We love that it has a massive context window, meaning it can hold and process entire books if needed. Plus, it has a quirky new tool called Notebook LM that turns docs into a mini-podcast for you.
Why It's Cool
-
Handles Huge Data Loads: With a 10-million-word limit, Gemini can keep track of massive documents all at once, so we can load entire libraries if we need to.
-
Notebook LM: This feature actually turns documents into audio summaries in a conversational podcast format. It's a great way to get the gist of something while multitasking.
Drawbacks
-
Limited Customization: While it has "Gems" (Google's answer to custom GPTs), they're pretty basic. You can't connect it to other tools or APIs like you can with ChatGPT or Claude.
When to Turn to Gemini: When you need to process a mountain of data at once, or if you're in the mood for an audio summary while I'm doing something else.
Llama by Meta: Privacy & Flexibility
Llama isn't necessarily the most advanced, but because it's open-source, it's our go-to when privacy is a concern.
Unlike the others, Llama can run offline on your computer, so it doesn't share data with a big tech company.
Why I'd Recommend It
-
Keeps Things Private: Since Llama runs locally, we can be sure our data stays off the internet.
-
Highly Customizable: Llama's open-source, meaning we (or any developer) can modify it for unique needs.
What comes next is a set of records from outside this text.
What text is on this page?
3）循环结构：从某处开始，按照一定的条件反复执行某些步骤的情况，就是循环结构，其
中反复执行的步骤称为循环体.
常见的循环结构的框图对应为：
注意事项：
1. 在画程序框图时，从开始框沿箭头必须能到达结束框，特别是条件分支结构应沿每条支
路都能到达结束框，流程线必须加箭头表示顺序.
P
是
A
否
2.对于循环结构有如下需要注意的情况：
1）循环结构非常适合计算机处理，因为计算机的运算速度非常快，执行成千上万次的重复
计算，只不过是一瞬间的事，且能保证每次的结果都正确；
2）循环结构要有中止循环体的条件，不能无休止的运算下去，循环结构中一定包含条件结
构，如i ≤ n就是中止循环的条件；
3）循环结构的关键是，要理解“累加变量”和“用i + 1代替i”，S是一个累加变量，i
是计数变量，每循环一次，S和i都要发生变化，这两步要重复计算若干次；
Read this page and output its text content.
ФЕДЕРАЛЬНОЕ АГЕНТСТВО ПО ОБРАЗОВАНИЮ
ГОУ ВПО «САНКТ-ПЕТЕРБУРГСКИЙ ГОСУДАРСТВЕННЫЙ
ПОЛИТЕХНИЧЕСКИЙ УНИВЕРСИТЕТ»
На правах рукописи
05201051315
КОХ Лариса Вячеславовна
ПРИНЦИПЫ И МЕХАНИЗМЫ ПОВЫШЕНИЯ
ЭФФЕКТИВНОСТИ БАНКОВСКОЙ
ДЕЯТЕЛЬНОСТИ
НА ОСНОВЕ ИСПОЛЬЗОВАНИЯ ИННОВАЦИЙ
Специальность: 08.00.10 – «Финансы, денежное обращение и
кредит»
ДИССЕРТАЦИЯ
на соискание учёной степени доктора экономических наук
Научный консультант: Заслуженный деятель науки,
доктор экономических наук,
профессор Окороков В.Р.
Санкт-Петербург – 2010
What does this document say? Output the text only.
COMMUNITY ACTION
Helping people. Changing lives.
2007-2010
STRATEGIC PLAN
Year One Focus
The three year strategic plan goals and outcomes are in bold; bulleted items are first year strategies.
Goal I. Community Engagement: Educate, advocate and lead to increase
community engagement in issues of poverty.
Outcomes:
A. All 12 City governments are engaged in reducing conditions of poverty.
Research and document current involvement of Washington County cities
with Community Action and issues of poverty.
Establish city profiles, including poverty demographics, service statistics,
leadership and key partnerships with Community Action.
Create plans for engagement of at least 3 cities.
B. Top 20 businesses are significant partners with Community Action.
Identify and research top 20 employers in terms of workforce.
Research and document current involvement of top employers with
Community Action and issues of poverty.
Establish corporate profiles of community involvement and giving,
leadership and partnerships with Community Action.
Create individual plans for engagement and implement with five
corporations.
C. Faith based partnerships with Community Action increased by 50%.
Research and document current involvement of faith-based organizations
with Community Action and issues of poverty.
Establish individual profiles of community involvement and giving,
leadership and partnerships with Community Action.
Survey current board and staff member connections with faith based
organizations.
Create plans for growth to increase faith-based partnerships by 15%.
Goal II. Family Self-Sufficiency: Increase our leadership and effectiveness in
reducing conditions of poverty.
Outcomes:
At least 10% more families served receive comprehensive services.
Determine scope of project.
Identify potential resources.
We don't do this much, but it's nice to know it's an option.
Weak Spots
-
Not the Most Powerful: It's not as good as Claude or ChatGPT for high-quality content or problem-solving. But for basic use cases, it's solid.
When It Makes Sense to Use: Anytime privacy is key, like with sensitive internal data, or when you just need a quick local solution.
Grok by xAI: Twitter Data & Realistic Image Generation
Grok is a fun one - it's a social media native, integrated with X (formerly Twitter).
It's a decent model and comes with a strong image generator, Flux One, that can make super-realistic visuals. But where it really shines is pulling in Twitter data in real-time.
Why We Use It
-
Live Twitter Insights: Grok lets us see what's trending or analyze popular Twitter profiles on the spot.
-
Image Generation: Flux One can create realistic images of people, scenes, and more, with few limits on topics.
Downsides
-
Niche Use Cases: It's great for Twitter data and images but doesn't stand out in general tasks like summarization or storytelling.
Ideal Use: Social media research and generating realistic visuals for content.
Perplexity: A Researcher's Best Friend
Perplexity isn't technically an LLM in the traditional sense. Instead, it's an AI-powered research tool that pulls information from the internet and then uses a model to organize it.
It's our go-to when I need quick, accurate information or a second opinion on a topic.
What Makes It Indispensable
-
Web Search Capabilities: Perplexity searches the web and summarizes content, making it perfect for research-heavy tasks.
-
Choose Your Model: we can use GPT-4, Claude, or even OpenAI-o1 as our "engine" within Perplexity, so we always get the model that fits our needs.
Caveats
-
Double-Check for Accuracy: Sometimes it mixes up similar names or pulls outdated info, so it's good to cross-check important facts.
When I Use Perplexity: Anytime I'm in "research mode" or need up-to-date insights for blog posts, presentations, or meetings.
Finding the right LLM can be as simple as matching a tool's strengths to your needs.
Our advice? Try out a few, and don't hesitate to mix and match to get the best results.